ARKit is quite good at tracking images, but it struggles to disambiguate similar compositions. Core ML can help fill in the gaps.

ARKit Image Tracking
ARKit is a powerful tool that allows developers to create Augmented Reality apps. It comes loaded with image detection and tracking functionality, which allows apps to “anchor” virtual content contextually on to real-world surfaces.
Tracking/Detection Trade-offs
For the best experience, image detection should be robust across lighting conditions, orientation, and other printing/reproduction irregularities. ARKit prioritizes this stronger, uninterrupted tracking experience over fine disambiguation between tracking images. Consequently, ARKit is fairly “lenient” when it comes to image detection.

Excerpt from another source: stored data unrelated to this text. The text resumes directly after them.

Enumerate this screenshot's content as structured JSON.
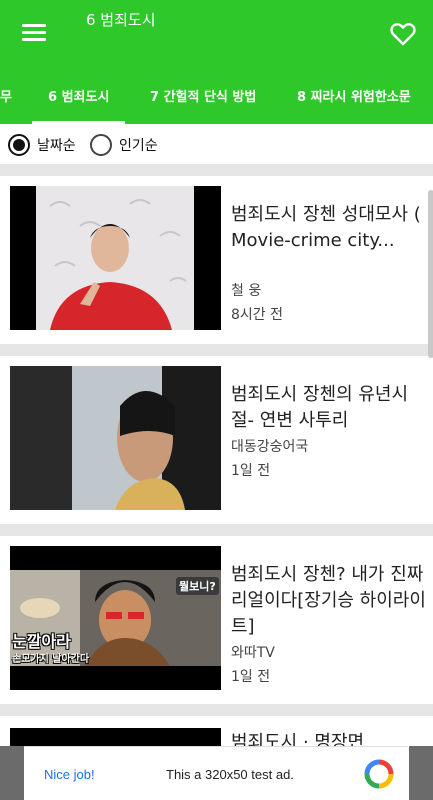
{
  "header": {
    "title": "6 범죄도시",
    "menu_icon": "menu-icon",
    "favorite_icon": "heart-icon"
  },
  "tabs": [
    {
      "label": "무"
    },
    {
      "label": "6 범죄도시"
    },
    {
      "label": "7 간헐적 단식 방법"
    },
    {
      "label": "8 찌라시 위험한소문"
    }
  ],
  "sort": {
    "options": [
      "날짜순",
      "인기순"
    ],
    "selected": "날짜순"
  },
  "videos": [
    {
      "title": "범죄도시 장첸 성대모사 ( Movie-crime city...",
      "channel": "철 웅",
      "time": "8시간 전"
    },
    {
      "title": "범죄도시 장첸의 유년시절- 연변 사투리",
      "channel": "대동강숭어국",
      "time": "1일 전"
    },
    {
      "title": "범죄도시 장첸? 내가 진짜 리얼이다[장기승 하이라이트]",
      "channel": "와따TV",
      "time": "1일 전"
    },
    {
      "title": "범죄도시 · 명장면"
    }
  ],
  "thumb_text": {
    "v3_bubble": "뭘보니?",
    "v3_caption_1": "눈깔아라",
    "v3_caption_2": "손모가지 날아간다"
  },
  "ad": {
    "nice_job": "Nice job!",
    "text": "This a 320x50 test ad."
  },
  "colors": {
    "primary": "#2ec82b",
    "ad_link": "#1a73e8"
  }
}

An Example: Identifying Playing Cards
Consider an application where a different AR experience is triggered off of each playing card. (Perhaps we learn the story of the different Queens and their path to royalty.)

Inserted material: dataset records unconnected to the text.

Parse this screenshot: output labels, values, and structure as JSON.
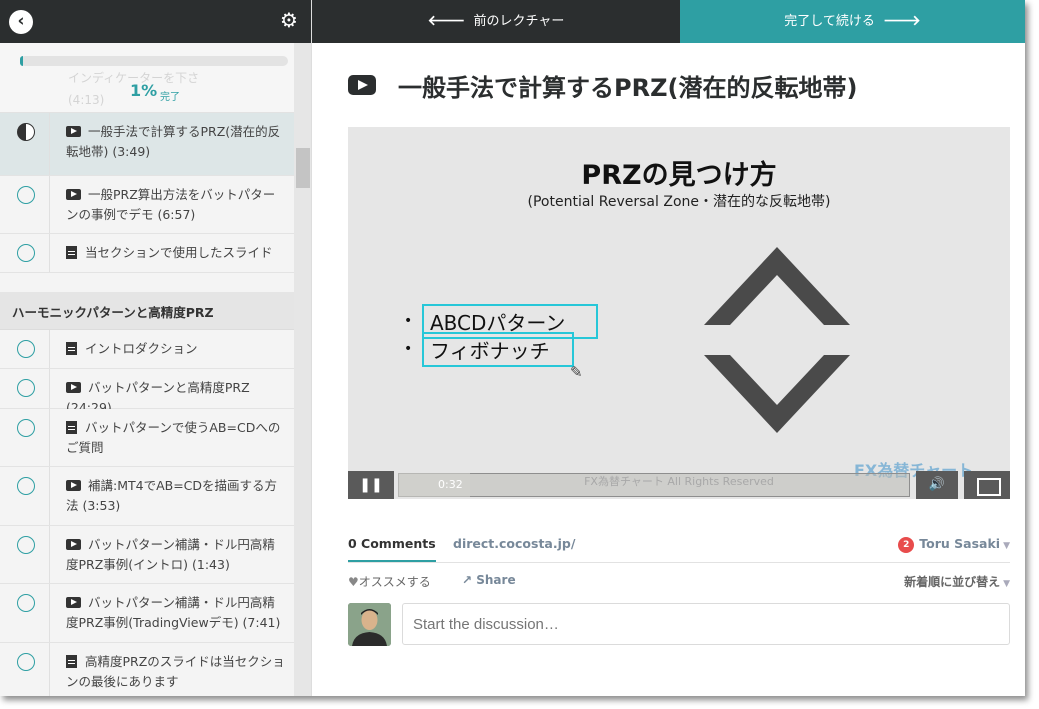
{
  "sidebar": {
    "back_icon": "chevron-left-icon",
    "settings_icon": "gear-icon",
    "ghost_text": "インディケーターを下さ",
    "ghost_text2": "(4:13)",
    "progress": {
      "percent": 1,
      "percent_text": "1%",
      "label": "完了"
    },
    "lectures_top": [
      {
        "text": "一般手法で計算するPRZ(潜在的反転地帯) (3:49)",
        "type": "video",
        "status": "in-progress"
      },
      {
        "text": "一般PRZ算出方法をバットパターンの事例でデモ (6:57)",
        "type": "video",
        "status": "not-started"
      },
      {
        "text": "当セクションで使用したスライド",
        "type": "document",
        "status": "not-started"
      }
    ],
    "section_title": "ハーモニックパターンと高精度PRZ",
    "lectures_section": [
      {
        "text": "イントロダクション",
        "type": "document"
      },
      {
        "text": "バットパターンと高精度PRZ (24:29)",
        "type": "video"
      },
      {
        "text": "バットパターンで使うAB=CDへのご質問",
        "type": "document"
      },
      {
        "text": "補講:MT4でAB=CDを描画する方法 (3:53)",
        "type": "video"
      },
      {
        "text": "バットパターン補講・ドル円高精度PRZ事例(イントロ) (1:43)",
        "type": "video"
      },
      {
        "text": "バットパターン補講・ドル円高精度PRZ事例(TradingViewデモ) (7:41)",
        "type": "video"
      },
      {
        "text": "高精度PRZのスライドは当セクションの最後にあります",
        "type": "document"
      }
    ]
  },
  "topnav": {
    "prev_label": "前のレクチャー",
    "next_label": "完了して続ける"
  },
  "lecture": {
    "title": "一般手法で計算するPRZ(潜在的反転地帯)"
  },
  "slide": {
    "title": "PRZの見つけ方",
    "subtitle": "(Potential Reversal Zone・潜在的な反転地帯)",
    "bullets": [
      "ABCDパターン",
      "フィボナッチ"
    ],
    "watermark": "FX為替チャート",
    "copyright": "FX為替チャート All Rights Reserved"
  },
  "player": {
    "time": "0:32",
    "progress_fraction": 0.14
  },
  "comments": {
    "count_label": "0 Comments",
    "site": "direct.cocosta.jp/",
    "user": "Toru Sasaki",
    "notification_count": "2",
    "recommend_label": "オススメする",
    "share_label": "Share",
    "sort_label": "新着順に並び替え",
    "placeholder": "Start the discussion…"
  },
  "colors": {
    "accent": "#2e9fa3",
    "dark": "#2b2e2f",
    "highlight": "#27c7d8"
  }
}
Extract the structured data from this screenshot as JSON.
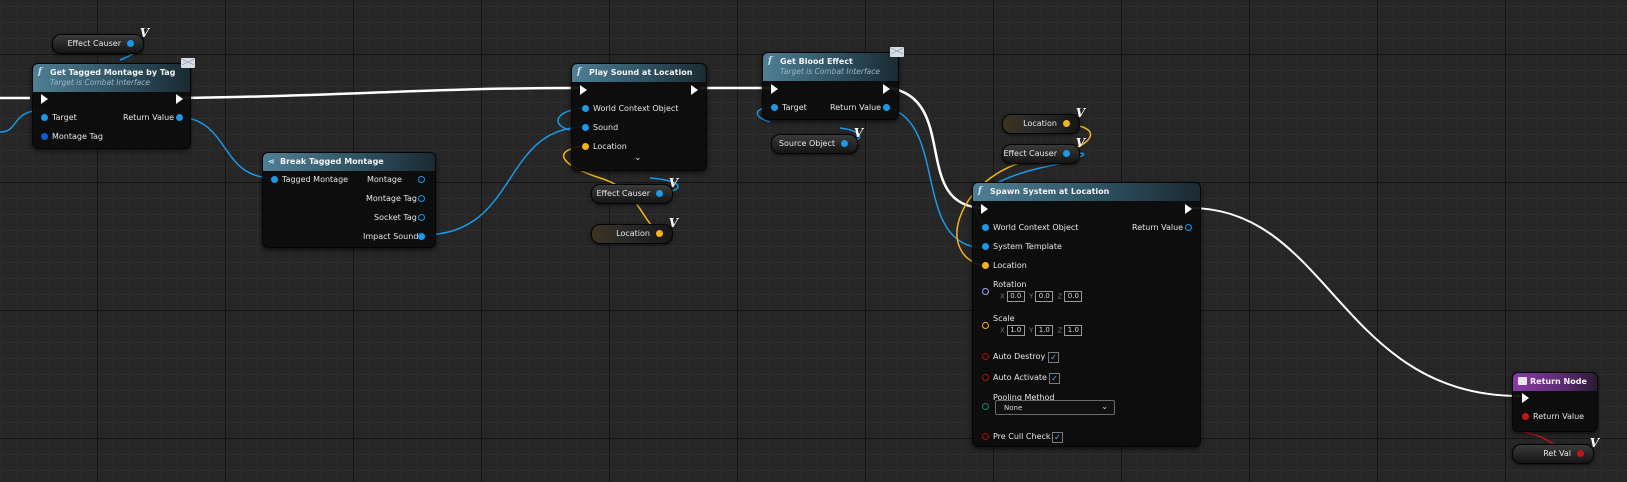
{
  "graph": {
    "effect_causer_var_1": "Effect Causer",
    "get_tagged_montage": {
      "title": "Get Tagged Montage by Tag",
      "subtitle": "Target is Combat Interface",
      "pins": {
        "target": "Target",
        "montage_tag": "Montage Tag",
        "return_value": "Return Value"
      }
    },
    "break_tagged_montage": {
      "title": "Break Tagged Montage",
      "pins": {
        "tagged_montage": "Tagged Montage",
        "montage": "Montage",
        "montage_tag": "Montage Tag",
        "socket_tag": "Socket Tag",
        "impact_sound": "Impact Sound"
      }
    },
    "play_sound": {
      "title": "Play Sound at Location",
      "pins": {
        "world_context": "World Context Object",
        "sound": "Sound",
        "location": "Location"
      }
    },
    "effect_causer_var_2": "Effect Causer",
    "location_var_1": "Location",
    "get_blood_effect": {
      "title": "Get Blood Effect",
      "subtitle": "Target is Combat Interface",
      "pins": {
        "target": "Target",
        "return_value": "Return Value"
      }
    },
    "source_object_var": "Source Object",
    "location_var_2": "Location",
    "effect_causer_var_3": "Effect Causer",
    "spawn_system": {
      "title": "Spawn System at Location",
      "pins": {
        "world_context": "World Context Object",
        "system_template": "System Template",
        "location": "Location",
        "rotation": "Rotation",
        "scale": "Scale",
        "auto_destroy": "Auto Destroy",
        "auto_activate": "Auto Activate",
        "pooling_method": "Pooling Method",
        "pre_cull_check": "Pre Cull Check",
        "return_value": "Return Value"
      },
      "rotation": {
        "x_label": "X",
        "y_label": "Y",
        "z_label": "Z",
        "x": "0.0",
        "y": "0.0",
        "z": "0.0"
      },
      "scale": {
        "x_label": "X",
        "y_label": "Y",
        "z_label": "Z",
        "x": "1.0",
        "y": "1.0",
        "z": "1.0"
      },
      "auto_destroy_checked": true,
      "auto_activate_checked": true,
      "pre_cull_check_checked": true,
      "pooling_method_value": "None"
    },
    "return_node": {
      "title": "Return Node",
      "pins": {
        "return_value": "Return Value"
      }
    },
    "ret_val_var": "Ret Val",
    "var_marker": "V",
    "func_icon": "f",
    "checkmark": "✓",
    "dropdown_icon": "⌄",
    "colors": {
      "exec": "#ffffff",
      "object_pin": "#1c98e8",
      "vector_pin": "#f2b41a",
      "bool_pin": "#c41515",
      "rotator_pin": "#9aa6ff",
      "header_function": "#4f7f95",
      "header_return": "#8a3aa8"
    }
  }
}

Unfortunately, ARKit considers the Queen of Clubs and the Queen of Diamonds to be compositionally too similar to track separately.



How Core ML Can Help
Core ML can be employed to help disambiguate the playing cards using a simple image classifier. Compared to its vast capabilities, differentiating a few static compositions is a trivial task for machine learning. Using Create ML, Custom Vision, Watson, or any other drag-and-drop service capable of generating a .mlmodel
file, you can have a robust image classifier with as few as 5 training images per classification.
How To Use Core ML With ARKit
The general workflow for employing Core ML alongside ARKit is simple:
- ARKit informs you that it has detected a reference image coming in from the camera
- grab a snapshot of this real-world object
- feed it into your machine learning classifier
- Use the results to show the correct content
MLRecognizer
Lucky for you, we’ve done the heavy lifting for you over at https://github.com/Raizlabs/ARKit-CoreML.We’ve abstracted the tricky functionality behind a simple
MLRecognizer
class.
Instantiate it with a reference to your MLModel
and your ARSceneView
.
lazy var recognizer = MLRecognizer(
model: PlayingCards().model,
sceneView: sceneView
)
Then, use the classify
method to receive a classification for a given ARImageAnchor
func classify(imageAnchor: ARImageAnchor, completion: @escaping (Result<String>) -> Void)
For example, in the ARSCNViewDelegate
renderer(_:didAdd:for:)
callback, we can forward the image anchor to the MLRecognizer
to be snapshotted, cropped, deskewed, and classified.
func renderer(_ renderer: SCNSceneRenderer, didAdd node: SCNNode, for anchor: ARAnchor) {
guard let imageAnchor = anchor as? ARImageAnchor else { return }
// send off anchor to be snapshotted, cropped, deskewed, and classified
recognizer.classify(imageAnchor: imageAnchor) { [weak self] result in
if case .success(let classification) = result {
// update app with classification
self?.attachLabel(classification, to: node)
}
}
}
That’s it! Go build something cool.